Vijay Ghule¹, Anjali Deshpande¹, Sushma Gurwale¹, Tushar Kambale^1*, Banymeen Iqbal¹

¹Department of Pathology Dr. D.Y Patil Medical College, Hospital and Research center, Dr. D.Y Patil Vidyapeeth, Pimpri, Pune – 411018, India.

Abstract

Chondroblastoma is a rare benign appearing lesion arising in the epiphysis of long bones in skeletally immature individuals. It is a cartilage-producing neoplasm constituting < 1% of all bone tumors. A 16 years old girl presented to orthopedic OPD of tertiary care hospital with swelling of her left great toe for 3 years. The swelling was insidious at onset and gradually progressed to the present size of 3.5x2.5x2 cm.
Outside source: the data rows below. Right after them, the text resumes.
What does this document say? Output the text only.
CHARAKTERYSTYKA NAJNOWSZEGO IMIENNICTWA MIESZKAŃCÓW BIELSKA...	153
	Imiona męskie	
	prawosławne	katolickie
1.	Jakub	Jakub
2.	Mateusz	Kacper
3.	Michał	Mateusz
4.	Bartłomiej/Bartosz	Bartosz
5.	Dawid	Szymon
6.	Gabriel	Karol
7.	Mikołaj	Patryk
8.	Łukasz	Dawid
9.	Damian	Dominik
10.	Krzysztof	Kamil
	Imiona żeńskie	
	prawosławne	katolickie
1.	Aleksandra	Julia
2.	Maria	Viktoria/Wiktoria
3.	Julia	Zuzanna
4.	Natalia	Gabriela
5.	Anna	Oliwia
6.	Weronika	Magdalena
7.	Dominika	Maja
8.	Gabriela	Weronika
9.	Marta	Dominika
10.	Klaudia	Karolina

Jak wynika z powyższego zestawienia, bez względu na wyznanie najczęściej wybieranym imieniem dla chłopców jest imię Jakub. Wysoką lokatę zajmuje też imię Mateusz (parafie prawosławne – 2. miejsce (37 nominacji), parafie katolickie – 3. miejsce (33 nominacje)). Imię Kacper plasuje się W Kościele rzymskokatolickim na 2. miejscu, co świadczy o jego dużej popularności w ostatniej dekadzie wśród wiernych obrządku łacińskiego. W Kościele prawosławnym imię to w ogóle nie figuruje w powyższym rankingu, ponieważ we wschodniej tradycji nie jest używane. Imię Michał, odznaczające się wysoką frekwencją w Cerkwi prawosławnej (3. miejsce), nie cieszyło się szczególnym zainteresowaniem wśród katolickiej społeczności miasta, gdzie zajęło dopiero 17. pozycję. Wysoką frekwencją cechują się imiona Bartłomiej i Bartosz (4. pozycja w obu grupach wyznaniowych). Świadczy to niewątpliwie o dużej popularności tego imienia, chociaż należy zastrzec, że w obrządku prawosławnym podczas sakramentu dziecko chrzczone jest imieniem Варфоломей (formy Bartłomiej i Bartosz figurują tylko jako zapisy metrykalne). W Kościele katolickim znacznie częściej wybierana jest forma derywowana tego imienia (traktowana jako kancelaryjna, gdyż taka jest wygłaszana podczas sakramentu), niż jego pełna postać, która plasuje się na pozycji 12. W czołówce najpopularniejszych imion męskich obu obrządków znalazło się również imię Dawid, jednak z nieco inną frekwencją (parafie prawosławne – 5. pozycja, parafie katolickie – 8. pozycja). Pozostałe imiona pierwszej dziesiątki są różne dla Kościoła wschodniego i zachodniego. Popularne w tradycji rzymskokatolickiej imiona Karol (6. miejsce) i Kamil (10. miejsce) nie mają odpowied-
Radiographic examination shows an osteolytic lesion and coarse trabeculation in the distal phalanx of the great toe suggestive of a benign bone tumor. Histopathological examination showed classical features of chondroblastoma. Post-operative follow-up was uneventful and radiological examination was normal. Flat bones like the pelvis, ribs, vertebrae, scapula, and craniofacial bones are other uncommon locations. The tumor recurrence rate is increased when the tumor is having limited resection due to the site of the tumor. Turcotte et al. reported the highest recurrence rate of tumors in flat temporal bones with recurrence within 6 months to 8 years. Chondroblastoma, an uncommon primary bone tumor presenting at the distal phalanx of the great toe was extremely rare.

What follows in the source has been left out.